アットホームが全国の18~29歳の学生・社会人を対象に実施した「ユーザー動向調査 UNDER30 2025 賃貸編」によると、住宅市場における若年層の価値観は、設備・立地・安心性のバランスを軸とした実利志向へシフトしていることが分かった。
主な設問を見ると、現在住む物件の平均築年数は学生13.4年、社会人13.0年とほぼ同水準で、築浅志向が突出して強いわけではない。一方、最寄り駅から徒歩10分以内に居住する割合は学生・社会人とも過半を占め、利便性重視の姿勢が明確だ。物件選びの終盤で「重視した条件」として最も多かったのが「2階以上」であり、重視した設備では「バス・トイレ別」が最多だった。
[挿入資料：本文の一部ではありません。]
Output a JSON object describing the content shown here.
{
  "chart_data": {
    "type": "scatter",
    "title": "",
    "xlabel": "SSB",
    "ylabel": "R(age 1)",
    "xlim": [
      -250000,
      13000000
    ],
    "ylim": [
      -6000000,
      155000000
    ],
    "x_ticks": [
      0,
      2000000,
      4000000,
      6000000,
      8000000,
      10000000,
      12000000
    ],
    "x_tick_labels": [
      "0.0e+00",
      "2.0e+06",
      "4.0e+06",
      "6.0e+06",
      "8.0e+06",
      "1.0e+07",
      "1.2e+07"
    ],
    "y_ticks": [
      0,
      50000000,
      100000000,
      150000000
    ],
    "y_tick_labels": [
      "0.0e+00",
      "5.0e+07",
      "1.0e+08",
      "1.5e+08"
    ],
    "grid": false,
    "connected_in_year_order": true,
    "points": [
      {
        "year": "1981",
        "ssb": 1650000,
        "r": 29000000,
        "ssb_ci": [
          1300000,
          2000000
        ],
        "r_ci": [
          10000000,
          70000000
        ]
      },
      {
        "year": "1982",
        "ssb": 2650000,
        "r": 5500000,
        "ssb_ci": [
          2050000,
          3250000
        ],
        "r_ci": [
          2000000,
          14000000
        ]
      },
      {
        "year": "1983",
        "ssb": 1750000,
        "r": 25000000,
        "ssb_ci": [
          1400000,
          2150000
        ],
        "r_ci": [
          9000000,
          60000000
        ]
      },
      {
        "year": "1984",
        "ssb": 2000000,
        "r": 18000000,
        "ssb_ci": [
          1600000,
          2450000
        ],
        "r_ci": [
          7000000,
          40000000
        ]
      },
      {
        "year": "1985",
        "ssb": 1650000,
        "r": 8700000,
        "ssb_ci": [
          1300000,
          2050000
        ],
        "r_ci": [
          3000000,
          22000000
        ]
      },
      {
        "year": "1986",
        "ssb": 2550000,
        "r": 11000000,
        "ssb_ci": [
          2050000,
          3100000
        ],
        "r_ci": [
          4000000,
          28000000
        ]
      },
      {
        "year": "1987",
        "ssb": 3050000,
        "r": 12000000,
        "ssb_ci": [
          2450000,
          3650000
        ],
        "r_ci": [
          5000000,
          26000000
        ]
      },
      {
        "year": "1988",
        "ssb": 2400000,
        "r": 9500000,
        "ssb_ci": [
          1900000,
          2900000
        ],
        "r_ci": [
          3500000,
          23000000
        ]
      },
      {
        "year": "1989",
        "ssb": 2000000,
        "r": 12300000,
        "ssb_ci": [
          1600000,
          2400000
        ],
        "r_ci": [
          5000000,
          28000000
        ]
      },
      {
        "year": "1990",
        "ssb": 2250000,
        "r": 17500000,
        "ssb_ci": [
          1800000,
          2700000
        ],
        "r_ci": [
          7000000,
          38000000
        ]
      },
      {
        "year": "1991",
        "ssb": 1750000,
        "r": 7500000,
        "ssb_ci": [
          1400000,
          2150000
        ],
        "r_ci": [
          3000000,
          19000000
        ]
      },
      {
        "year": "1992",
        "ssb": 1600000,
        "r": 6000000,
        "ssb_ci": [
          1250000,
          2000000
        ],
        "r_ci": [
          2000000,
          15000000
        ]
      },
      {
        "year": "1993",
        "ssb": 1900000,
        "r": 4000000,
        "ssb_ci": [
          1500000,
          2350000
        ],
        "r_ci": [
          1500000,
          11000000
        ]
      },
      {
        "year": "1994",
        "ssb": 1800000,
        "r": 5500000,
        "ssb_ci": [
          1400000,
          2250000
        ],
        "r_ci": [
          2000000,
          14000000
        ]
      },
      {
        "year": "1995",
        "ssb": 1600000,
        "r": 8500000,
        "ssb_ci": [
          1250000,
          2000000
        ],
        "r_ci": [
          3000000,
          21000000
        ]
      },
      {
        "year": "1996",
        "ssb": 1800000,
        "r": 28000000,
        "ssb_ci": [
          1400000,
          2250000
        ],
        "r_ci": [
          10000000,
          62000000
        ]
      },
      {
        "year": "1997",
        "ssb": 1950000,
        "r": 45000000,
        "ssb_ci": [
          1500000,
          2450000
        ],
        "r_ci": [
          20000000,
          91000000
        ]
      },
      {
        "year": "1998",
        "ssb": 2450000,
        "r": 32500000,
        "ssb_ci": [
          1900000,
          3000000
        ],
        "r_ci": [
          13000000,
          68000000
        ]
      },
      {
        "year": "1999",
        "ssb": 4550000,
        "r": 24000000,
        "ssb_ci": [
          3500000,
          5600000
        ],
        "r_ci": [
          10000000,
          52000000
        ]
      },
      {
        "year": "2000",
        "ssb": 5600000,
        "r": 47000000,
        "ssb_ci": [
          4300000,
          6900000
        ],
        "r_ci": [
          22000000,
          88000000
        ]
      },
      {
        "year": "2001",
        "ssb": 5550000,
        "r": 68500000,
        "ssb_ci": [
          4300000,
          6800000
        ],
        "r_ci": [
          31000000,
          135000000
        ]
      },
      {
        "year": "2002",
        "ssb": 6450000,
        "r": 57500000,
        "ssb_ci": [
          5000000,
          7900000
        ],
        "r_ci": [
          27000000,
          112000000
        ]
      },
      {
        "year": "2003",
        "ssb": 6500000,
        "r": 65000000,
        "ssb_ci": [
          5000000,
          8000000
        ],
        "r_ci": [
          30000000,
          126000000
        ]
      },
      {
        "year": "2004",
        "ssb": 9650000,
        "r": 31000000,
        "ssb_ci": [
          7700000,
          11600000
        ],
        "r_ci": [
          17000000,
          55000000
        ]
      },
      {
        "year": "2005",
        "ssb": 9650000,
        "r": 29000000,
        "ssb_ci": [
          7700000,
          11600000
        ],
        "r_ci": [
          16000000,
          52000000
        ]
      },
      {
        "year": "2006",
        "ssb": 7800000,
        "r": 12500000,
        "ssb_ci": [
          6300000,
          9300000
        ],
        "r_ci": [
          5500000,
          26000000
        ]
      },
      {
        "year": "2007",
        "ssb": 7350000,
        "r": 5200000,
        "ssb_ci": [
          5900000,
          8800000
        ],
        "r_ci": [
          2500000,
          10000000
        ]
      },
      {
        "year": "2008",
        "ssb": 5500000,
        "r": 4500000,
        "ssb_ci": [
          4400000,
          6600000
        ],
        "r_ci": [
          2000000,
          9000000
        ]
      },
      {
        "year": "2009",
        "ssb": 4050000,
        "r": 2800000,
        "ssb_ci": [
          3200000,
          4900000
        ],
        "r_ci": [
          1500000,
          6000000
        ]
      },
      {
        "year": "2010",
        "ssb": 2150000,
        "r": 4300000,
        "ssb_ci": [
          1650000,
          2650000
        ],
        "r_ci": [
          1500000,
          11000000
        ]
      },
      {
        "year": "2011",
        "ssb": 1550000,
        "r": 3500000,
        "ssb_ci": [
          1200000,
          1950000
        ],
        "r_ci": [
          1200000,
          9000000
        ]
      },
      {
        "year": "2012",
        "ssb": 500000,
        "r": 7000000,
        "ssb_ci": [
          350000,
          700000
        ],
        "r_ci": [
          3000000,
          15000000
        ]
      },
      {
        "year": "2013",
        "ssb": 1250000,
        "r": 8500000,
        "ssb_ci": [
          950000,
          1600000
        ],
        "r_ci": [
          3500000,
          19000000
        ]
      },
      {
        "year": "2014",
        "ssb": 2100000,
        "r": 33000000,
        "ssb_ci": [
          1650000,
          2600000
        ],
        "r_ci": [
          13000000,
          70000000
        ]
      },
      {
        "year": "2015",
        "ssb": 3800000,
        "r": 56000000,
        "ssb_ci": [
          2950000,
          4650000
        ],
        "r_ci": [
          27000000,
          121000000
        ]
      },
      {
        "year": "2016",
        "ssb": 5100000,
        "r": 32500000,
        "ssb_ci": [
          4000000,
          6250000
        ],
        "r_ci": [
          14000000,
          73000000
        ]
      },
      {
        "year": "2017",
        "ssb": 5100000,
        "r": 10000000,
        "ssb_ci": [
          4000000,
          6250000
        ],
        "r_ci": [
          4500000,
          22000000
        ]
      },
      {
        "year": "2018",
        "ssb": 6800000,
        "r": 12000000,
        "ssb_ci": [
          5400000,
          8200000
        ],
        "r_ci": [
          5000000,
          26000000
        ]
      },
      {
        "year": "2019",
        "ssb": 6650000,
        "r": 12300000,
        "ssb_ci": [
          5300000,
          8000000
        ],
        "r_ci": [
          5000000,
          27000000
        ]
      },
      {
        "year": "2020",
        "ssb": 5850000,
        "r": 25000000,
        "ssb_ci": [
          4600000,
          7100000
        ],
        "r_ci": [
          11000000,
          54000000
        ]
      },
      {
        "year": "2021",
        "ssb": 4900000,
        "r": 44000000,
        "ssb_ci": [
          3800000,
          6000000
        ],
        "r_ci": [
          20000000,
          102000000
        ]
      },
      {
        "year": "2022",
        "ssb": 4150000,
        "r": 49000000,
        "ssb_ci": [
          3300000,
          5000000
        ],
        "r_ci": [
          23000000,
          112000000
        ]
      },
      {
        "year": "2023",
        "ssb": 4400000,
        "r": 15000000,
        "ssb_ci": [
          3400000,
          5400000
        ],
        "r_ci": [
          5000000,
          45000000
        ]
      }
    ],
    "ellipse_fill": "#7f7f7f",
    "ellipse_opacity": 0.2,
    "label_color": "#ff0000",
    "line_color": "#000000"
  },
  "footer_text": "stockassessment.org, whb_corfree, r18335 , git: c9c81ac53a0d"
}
節約意識に関する回答では「食費を抑える」が最も高く、「住宅費の節約」を優先する割合は1割前後にとどまった。住まいより毎日の生活コスト削減を重視するライフスタイルがうかがえる。ただ、防犯意識については特徴的な傾向が見られた。現在の部屋が防犯面で「安心できる」と感じる割合は高いが、実際の防犯対策を講じているのは半数を下回り、意識と行動のギャップが浮き彫りとなった。
次回の物件探しでほしい設備としては「モニタ付インターホン」が学生・社会人とも8割を超え、安心感を求める姿勢が一段と強まっている。物件探しの情報収集では、不動産ポータルサイトの利用が最も多く、学生で6割強、社会人で7割弱が活用していた。
これらの結果から、若年単身層は「利便性・安心・基本設備の快適性」を重視しつつも、住居費の圧縮より日常生活コストの最適化を優先する実態が浮かぶ。同調査は2023年7月以降に賃貸契約を行い、現在一人暮らしをしている若年層1635人を対象に実施したもの。